Visualization Of The Knot

Knot theory is a branch of mathematics, which studies the properties in the continuous transformation of one or more strings. When there's just one loop, it's called a knot. When there's more than one loop, it's called a link and the individual loops are called components of the link. A picture of a knot is called a knot diagram or knot projection. A place where parts of the loop cross over is called a crossing. The simplest knot is the unknot or trivial knot, which can be represented by a loop with no crossings.The big problem in knot theory is finding out whether two knots or links are the same or different. Two knots or links are regarded as being the same if they can be moved about in space, without cutting, to look exactly like each other.
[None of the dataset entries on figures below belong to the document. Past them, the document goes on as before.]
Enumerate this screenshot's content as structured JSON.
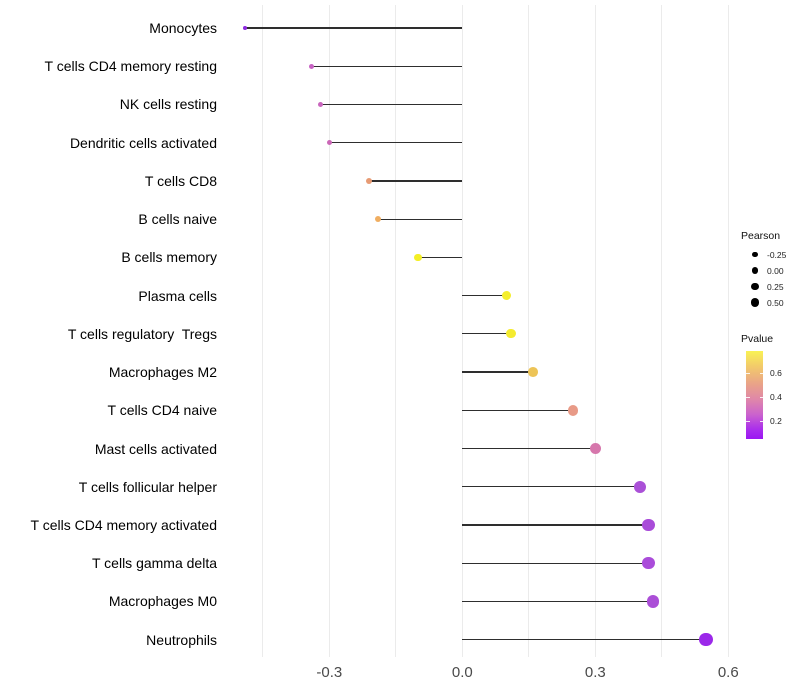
{
  "chart_data": {
    "type": "scatter",
    "subtype": "lollipop",
    "title": "",
    "xlabel": "",
    "ylabel": "",
    "xlim": [
      -0.545,
      0.625
    ],
    "x_ticks": [
      -0.3,
      0.0,
      0.3,
      0.6
    ],
    "x_tick_labels": [
      "-0.3",
      "0.0",
      "0.3",
      "0.6"
    ],
    "gridlines": [
      -0.45,
      -0.3,
      -0.15,
      0.0,
      0.15,
      0.3,
      0.45,
      0.6
    ],
    "grid_on": true,
    "baseline_x": 0.0,
    "rows": [
      {
        "label": "Monocytes",
        "pearson": -0.49,
        "pvalue_est": 0.08,
        "color": "#8E2BE0"
      },
      {
        "label": "T cells CD4 memory resting",
        "pearson": -0.34,
        "pvalue_est": 0.28,
        "color": "#C763C3"
      },
      {
        "label": "NK cells resting",
        "pearson": -0.32,
        "pvalue_est": 0.3,
        "color": "#C966BE"
      },
      {
        "label": "Dendritic cells activated",
        "pearson": -0.3,
        "pvalue_est": 0.32,
        "color": "#CB67B7"
      },
      {
        "label": "T cells CD8",
        "pearson": -0.21,
        "pvalue_est": 0.48,
        "color": "#E79B74"
      },
      {
        "label": "B cells naive",
        "pearson": -0.19,
        "pvalue_est": 0.55,
        "color": "#F0AE61"
      },
      {
        "label": "B cells memory",
        "pearson": -0.1,
        "pvalue_est": 0.73,
        "color": "#F4EF25"
      },
      {
        "label": "Plasma cells",
        "pearson": 0.1,
        "pvalue_est": 0.72,
        "color": "#F4EE2D"
      },
      {
        "label": "T cells regulatory  Tregs",
        "pearson": 0.11,
        "pvalue_est": 0.7,
        "color": "#F4EB30"
      },
      {
        "label": "Macrophages M2",
        "pearson": 0.16,
        "pvalue_est": 0.6,
        "color": "#EDC457"
      },
      {
        "label": "T cells CD4 naive",
        "pearson": 0.25,
        "pvalue_est": 0.45,
        "color": "#E89A87"
      },
      {
        "label": "Mast cells activated",
        "pearson": 0.3,
        "pvalue_est": 0.35,
        "color": "#D677AC"
      },
      {
        "label": "T cells follicular helper",
        "pearson": 0.4,
        "pvalue_est": 0.18,
        "color": "#AA50D7"
      },
      {
        "label": "T cells CD4 memory activated",
        "pearson": 0.42,
        "pvalue_est": 0.17,
        "color": "#A94CD9"
      },
      {
        "label": "T cells gamma delta",
        "pearson": 0.42,
        "pvalue_est": 0.17,
        "color": "#AA4CDA"
      },
      {
        "label": "Macrophages M0",
        "pearson": 0.43,
        "pvalue_est": 0.16,
        "color": "#AB4ED7"
      },
      {
        "label": "Neutrophils",
        "pearson": 0.55,
        "pvalue_est": 0.08,
        "color": "#9B28E9"
      }
    ],
    "legend_size": {
      "title": "Pearson",
      "entries": [
        {
          "label": "-0.25",
          "value": -0.25
        },
        {
          "label": "0.00",
          "value": 0.0
        },
        {
          "label": "0.25",
          "value": 0.25
        },
        {
          "label": "0.50",
          "value": 0.5
        }
      ],
      "position": "right"
    },
    "legend_color": {
      "title": "Pvalue",
      "tick_labels": [
        "0.6",
        "0.4",
        "0.2"
      ],
      "tick_values": [
        0.6,
        0.4,
        0.2
      ],
      "range_est": [
        0.05,
        0.77
      ],
      "gradient_stops": [
        "#F9F254",
        "#F2C96B",
        "#E9A289",
        "#DF87A9",
        "#CB63CD",
        "#A82BEE",
        "#9B16F2"
      ],
      "position": "right"
    }
  },
  "colors": {
    "background": "#ffffff",
    "gridline": "#ebebeb",
    "stem": "#2e2e2e",
    "axis_text": "#4a4a4a",
    "label_text": "#000000",
    "legend_dot": "#000000"
  }
}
Such a movement is called an ambient isotopy - the ambient refers to moving the knot through 3-dimensional space, and isotopy is a scary word from topology for the continuous deformation of an object without cutting it or letting it pass through itself.In this paper, we will study the surfaces of knot spanning. There are two types of knot spanning surface which is bounded by knot: orientable surface and non-orientable one. The orientable surface is named Seifert surface and the genus of knots is defined the minimal genus of the Seifert surface. The introduction of these surfaces is shown in every text book on knot theory, but from these it is hard to understand their shape and structure. In this paper, the visualization of such surfaces is discussed.The visualization of knot spanning surfaces is very helpful to studying the genus and calculating isotopy invariants. It is also good for chemical industry and can be used for educational purpose.